Photographer Edie Bresler was scanning the beach for hidden treasures, when he spotted the big-eyed fish.

(Yann HUBERT)

A strange-looking fish that lives at the bottom of the sea shocked Texas park rangers when they are washed up on Padre Island National Seashore in Corpus Christi last week.

Photographer Edie Bresler was scanning the beach for hidden treasures, when he spotted the big-eyed fish. With his bumpy skin and wide mouth, Bresler was not exactly what he was looking for. So he quickly took his camera and started snapping.

“I’ve got beachcombing all my life so to come across something strange like this-it was quite exciting,” Bresler explains in a Facebook post on Thursday. “It was even better when I took the photos to the park rangers and they were equally baffled.”

Bresler sent his pictures to officials at Padre Island National Seashore. After carefully studying the creature and comparing the images of the fish in various scientific books, they determine it was a thick tail batfish.

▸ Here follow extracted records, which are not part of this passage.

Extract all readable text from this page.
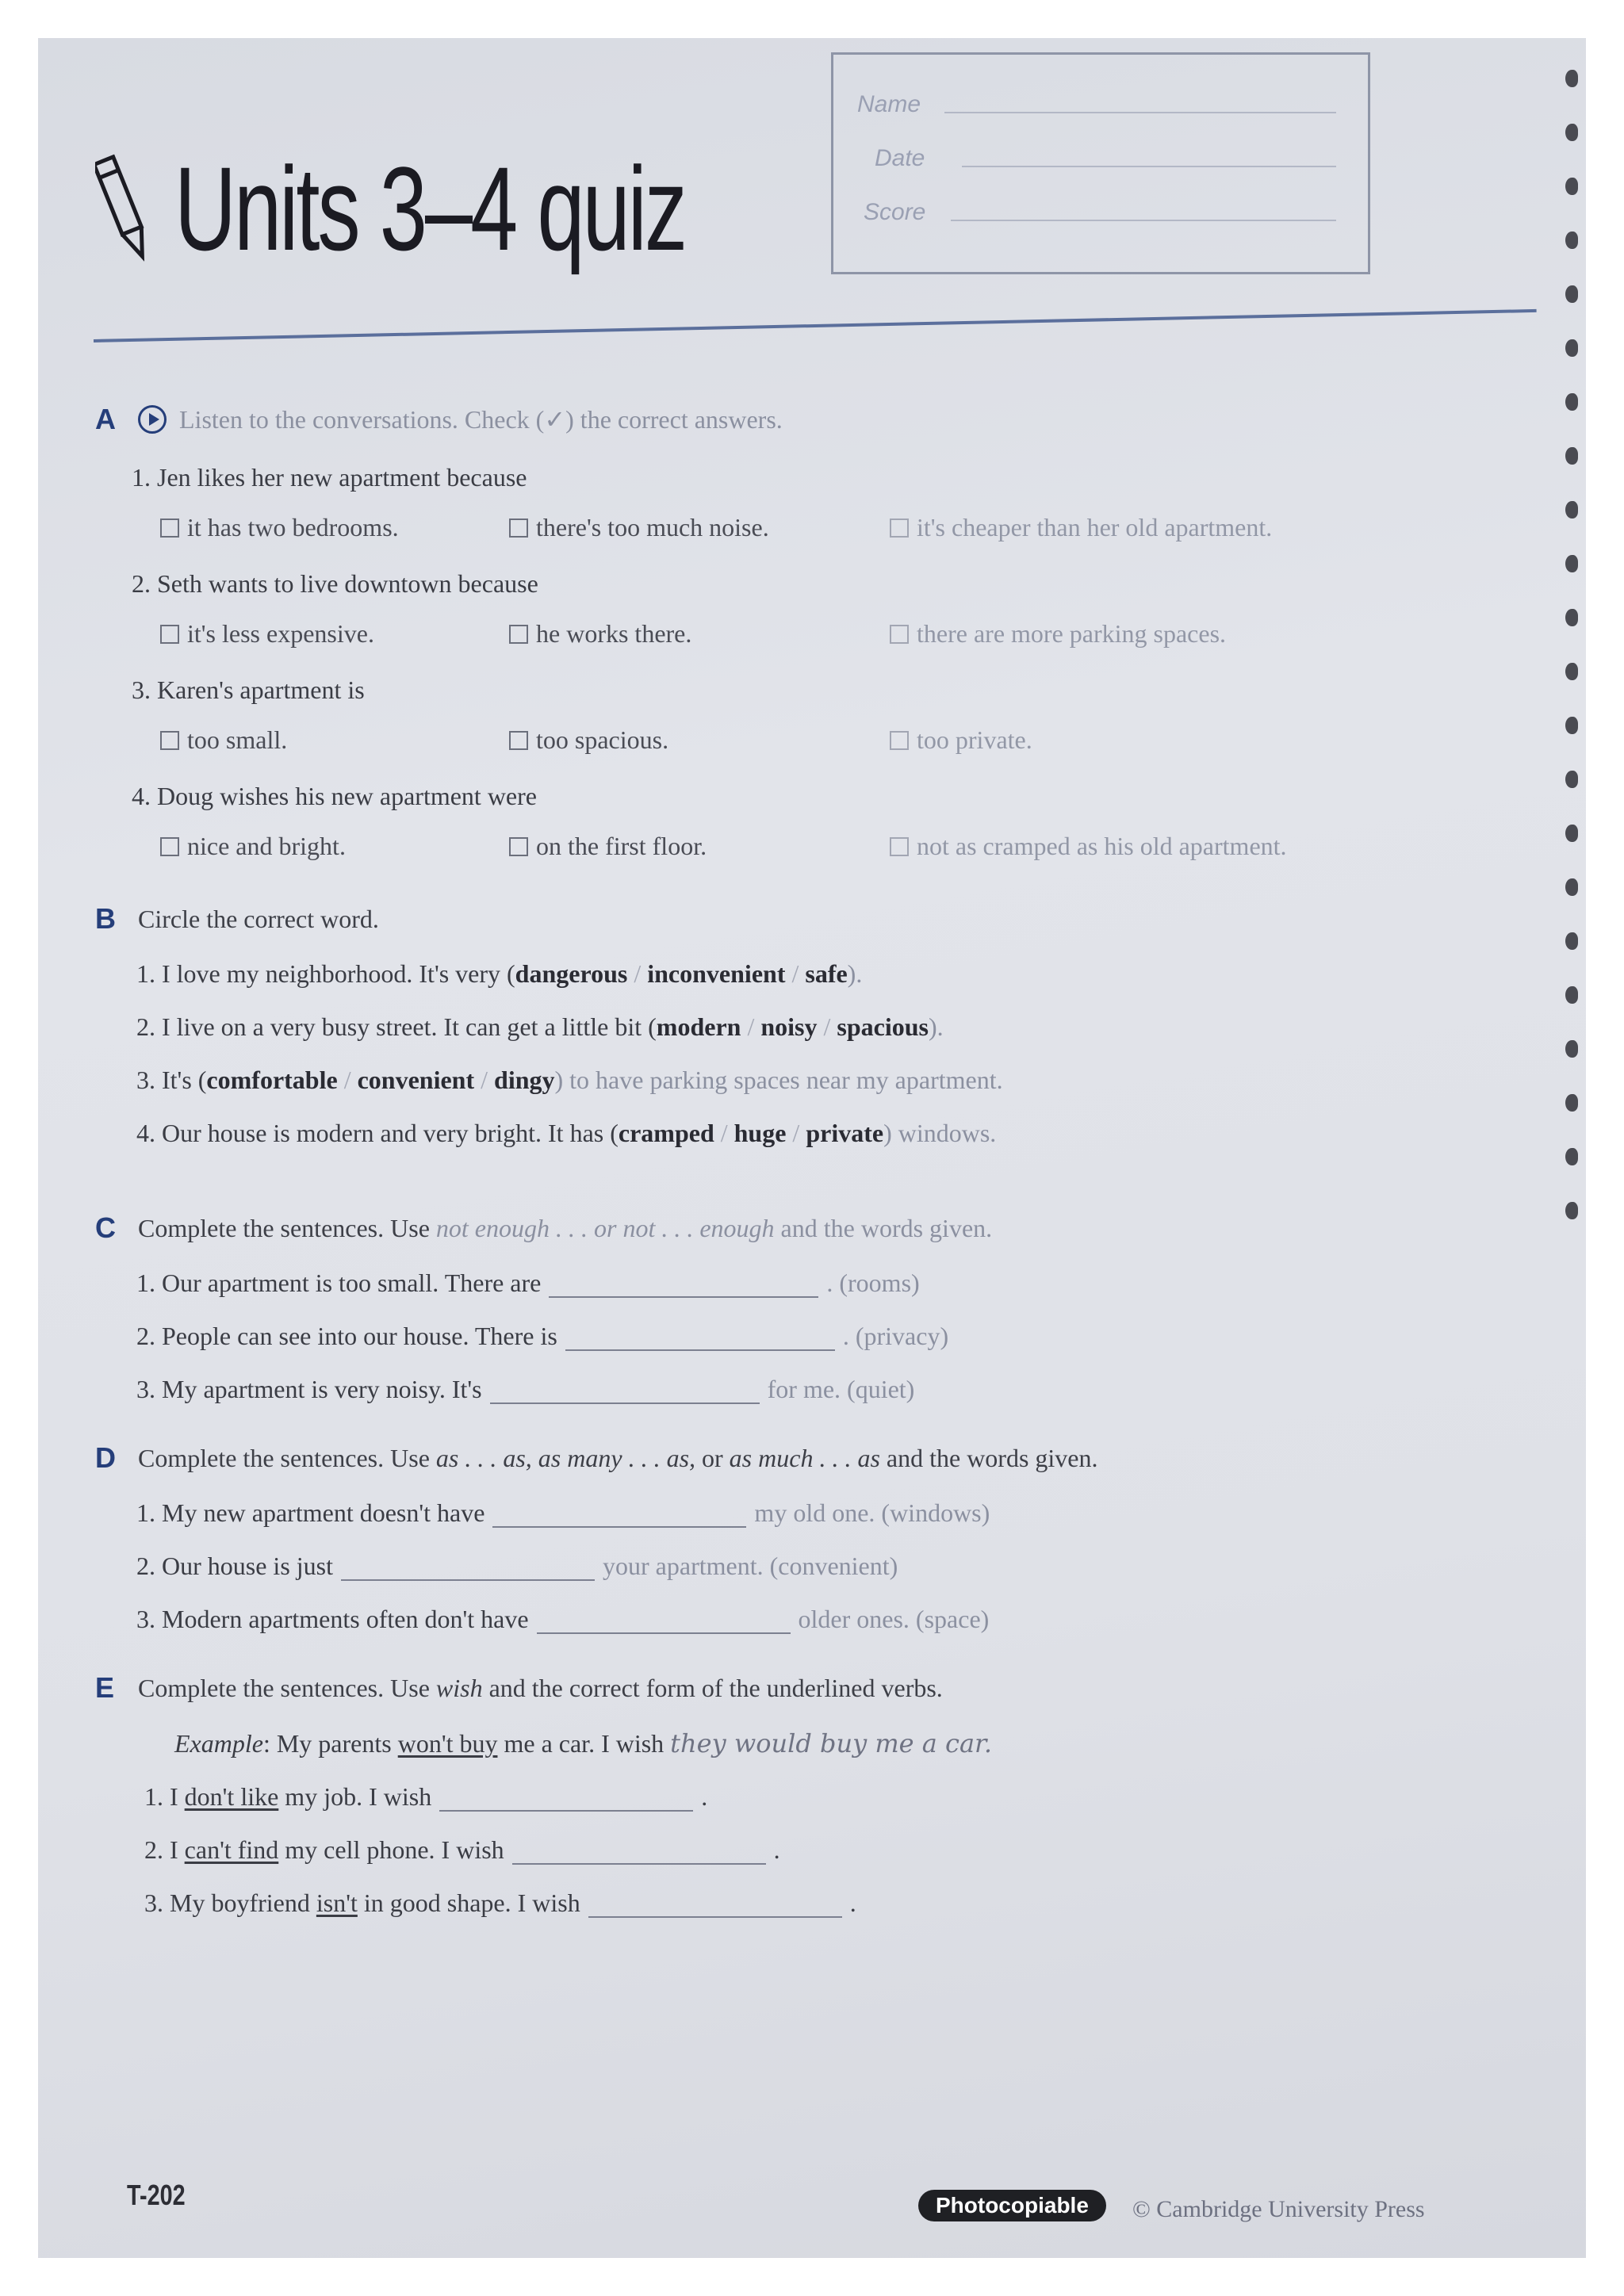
Units 3–4 quiz
Name
Date
Score
A	Listen to the conversations. Check (✓) the correct answers.
1. Jen likes her new apartment because
it has two bedrooms.	there's too much noise.	it's cheaper than her old apartment.
2. Seth wants to live downtown because
it's less expensive.	he works there.	there are more parking spaces.
3. Karen's apartment is
too small.	too spacious.	too private.
4. Doug wishes his new apartment were
nice and bright.	on the first floor.	not as cramped as his old apartment.
B Circle the correct word.
1. I love my neighborhood. It's very (dangerous / inconvenient / safe).
2. I live on a very busy street. It can get a little bit (modern / noisy / spacious).
3. It's (comfortable / convenient / dingy) to have parking spaces near my apartment.
4. Our house is modern and very bright. It has (cramped / huge / private) windows.
C Complete the sentences. Use not enough . . . or not . . . enough and the words given.
1. Our apartment is too small. There are	. (rooms)
2. People can see into our house. There is	. (privacy)
3. My apartment is very noisy. It's	for me. (quiet)
D Complete the sentences. Use as . . . as, as many . . . as, or as much . . . as and the words given.
1. My new apartment doesn't have	my old one. (windows)
2. Our house is just	your apartment. (convenient)
3. Modern apartments often don't have	older ones. (space)
E Complete the sentences. Use wish and the correct form of the underlined verbs.
Example: My parents won't buy me a car. I wish they would buy me a car.
1. I don't like my job. I wish	.
2. I can't find my cell phone. I wish	.
3. My boyfriend isn't in good shape. I wish	.
T-202	Photocopiable	© Cambridge University Press
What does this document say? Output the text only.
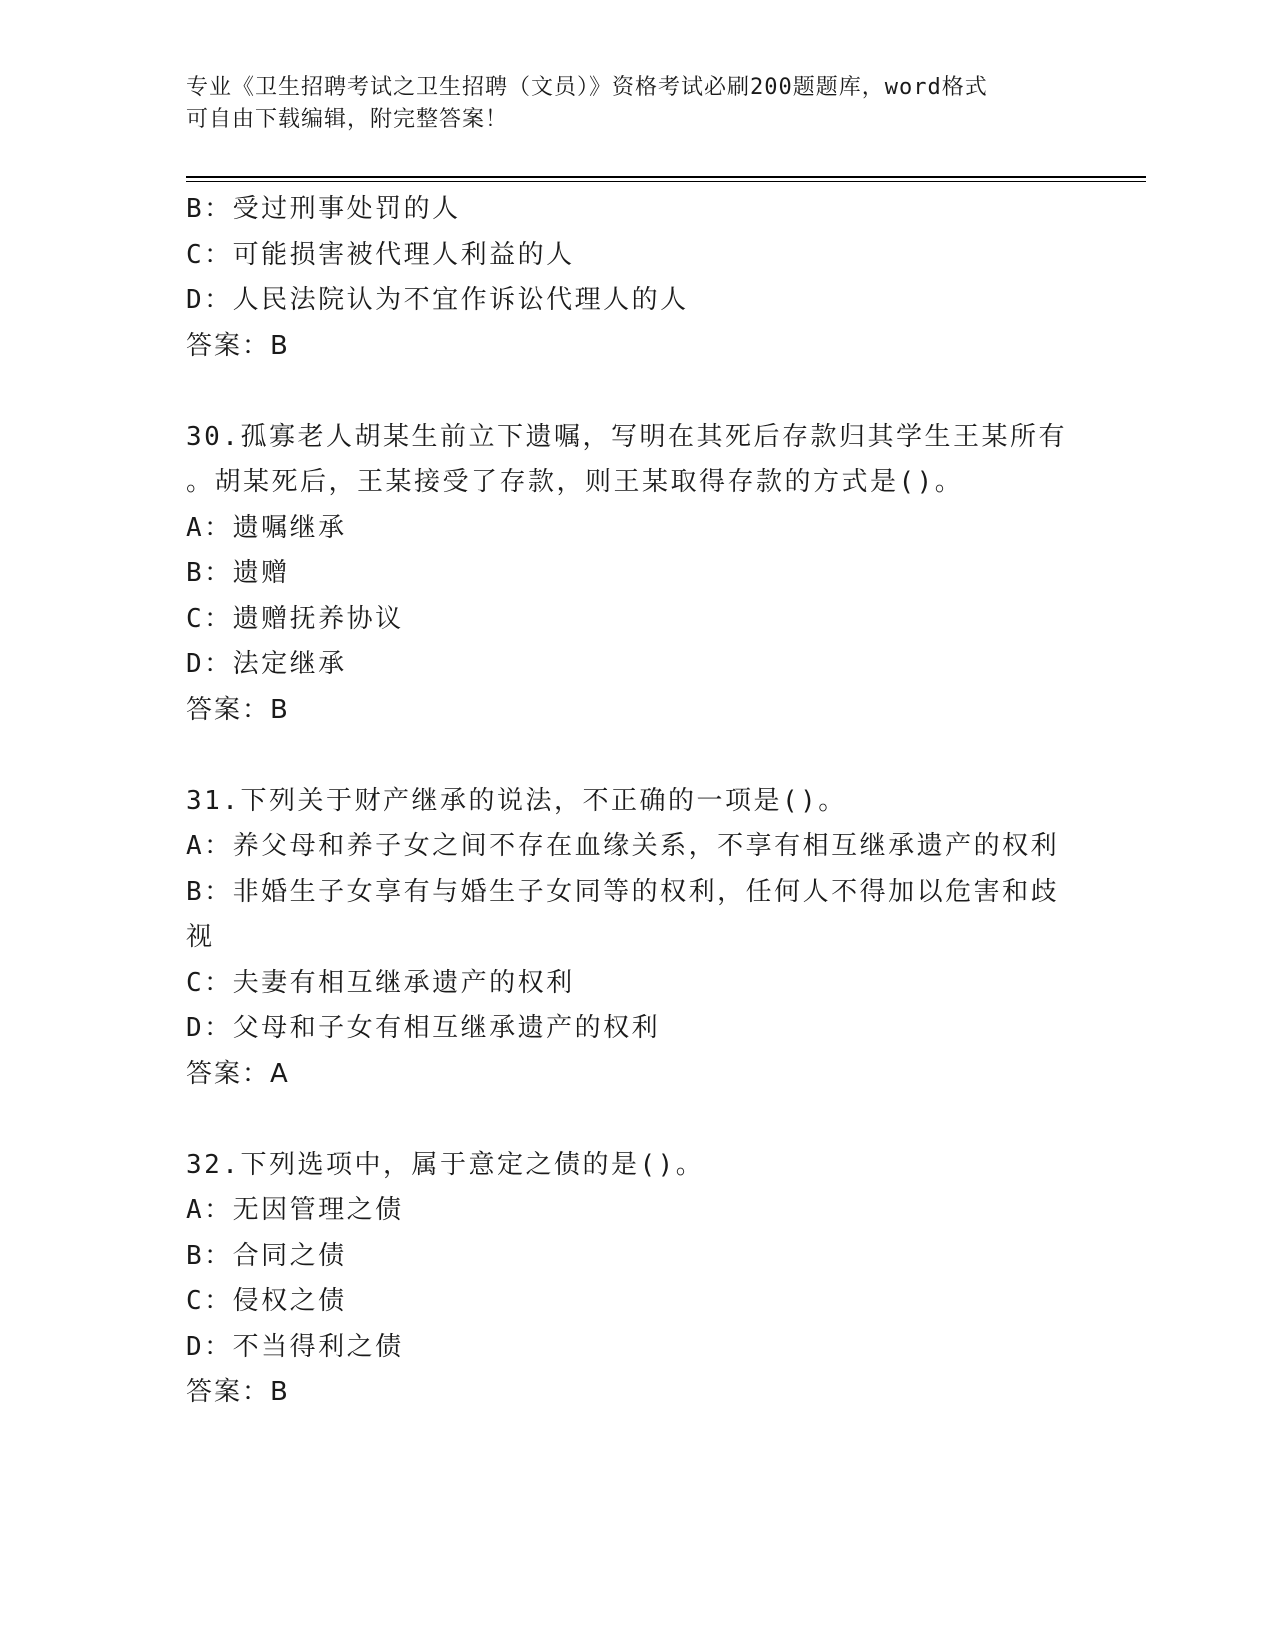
专业《卫生招聘考试之卫生招聘（文员）》资格考试必刷200题题库，word格式
可自由下载编辑，附完整答案！
B：受过刑事处罚的人
C：可能损害被代理人利益的人
D：人民法院认为不宜作诉讼代理人的人
答案：B
30.孤寡老人胡某生前立下遗嘱，写明在其死后存款归其学生王某所有
。胡某死后，王某接受了存款，则王某取得存款的方式是()。
A：遗嘱继承
B：遗赠
C：遗赠抚养协议
D：法定继承
答案：B
31.下列关于财产继承的说法，不正确的一项是()。
A：养父母和养子女之间不存在血缘关系，不享有相互继承遗产的权利
B：非婚生子女享有与婚生子女同等的权利，任何人不得加以危害和歧
视
C：夫妻有相互继承遗产的权利
D：父母和子女有相互继承遗产的权利
答案：A
32.下列选项中，属于意定之债的是()。
A：无因管理之债
B：合同之债
C：侵权之债
D：不当得利之债
答案：B
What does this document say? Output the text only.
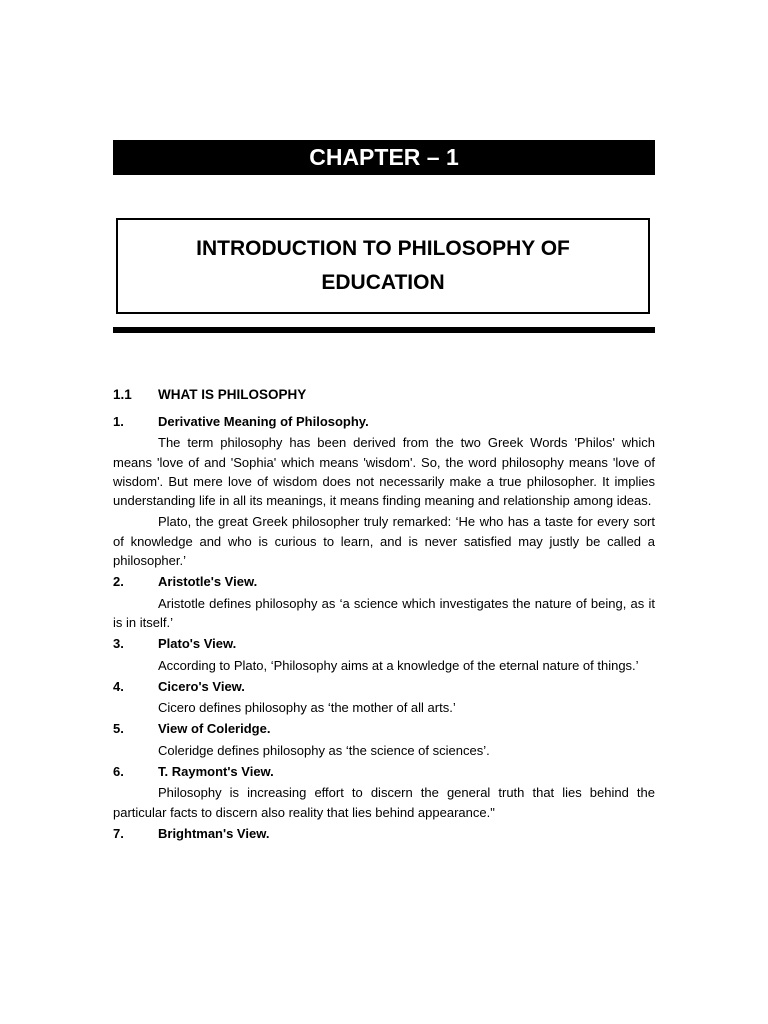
CHAPTER – 1
INTRODUCTION TO PHILOSOPHY OF
EDUCATION
1.1	WHAT IS PHILOSOPHY
1.	Derivative Meaning of Philosophy.

The term philosophy has been derived from the two Greek Words 'Philos' which means 'love of and 'Sophia' which means 'wisdom'. So, the word philosophy means 'love of wisdom'. But mere love of wisdom does not necessarily make a true philosopher. It implies understanding life in all its meanings, it means finding meaning and relationship among ideas.

Plato, the great Greek philosopher truly remarked: ‘He who has a taste for every sort of knowledge and who is curious to learn, and is never satisfied may justly be called a philosopher.’

2.	Aristotle's View.

Aristotle defines philosophy as ‘a science which investigates the nature of being, as it is in itself.’

3.	Plato's View.

According to Plato, ‘Philosophy aims at a knowledge of the eternal nature of things.’

4.	Cicero's View.

Cicero defines philosophy as ‘the mother of all arts.’

5.	View of Coleridge.

Coleridge defines philosophy as ‘the science of sciences’.

6.	T. Raymont's View.

Philosophy is increasing effort to discern the general truth that lies behind the particular facts to discern also reality that lies behind appearance."

7.	Brightman's View.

“These fish come from 600-1200 metres (180-365 meters deep, where the ocean life gets WEIRD,” the park posted on Facebook, including two photos taken by Bresler. “Batfish make use of their chest, or side-fins as “legs” to “crawl” on the ocean floor to feed on worms, small crustaceans and fish. They live their lives in complete darkness, where big eyes will probably come in handy to prevent lanternfish, or other potential predators.”

The rare find tickled “the science nerd who lives happily in me,” said Bresler, adding that the fish reminded him of a creature from “black lagoon.” Unfortunately, he added, it was too late to save the fish.

Padre Island National Seashore is a national park that protects 70 miles of coastline, dunes, grasslands,” according to the website.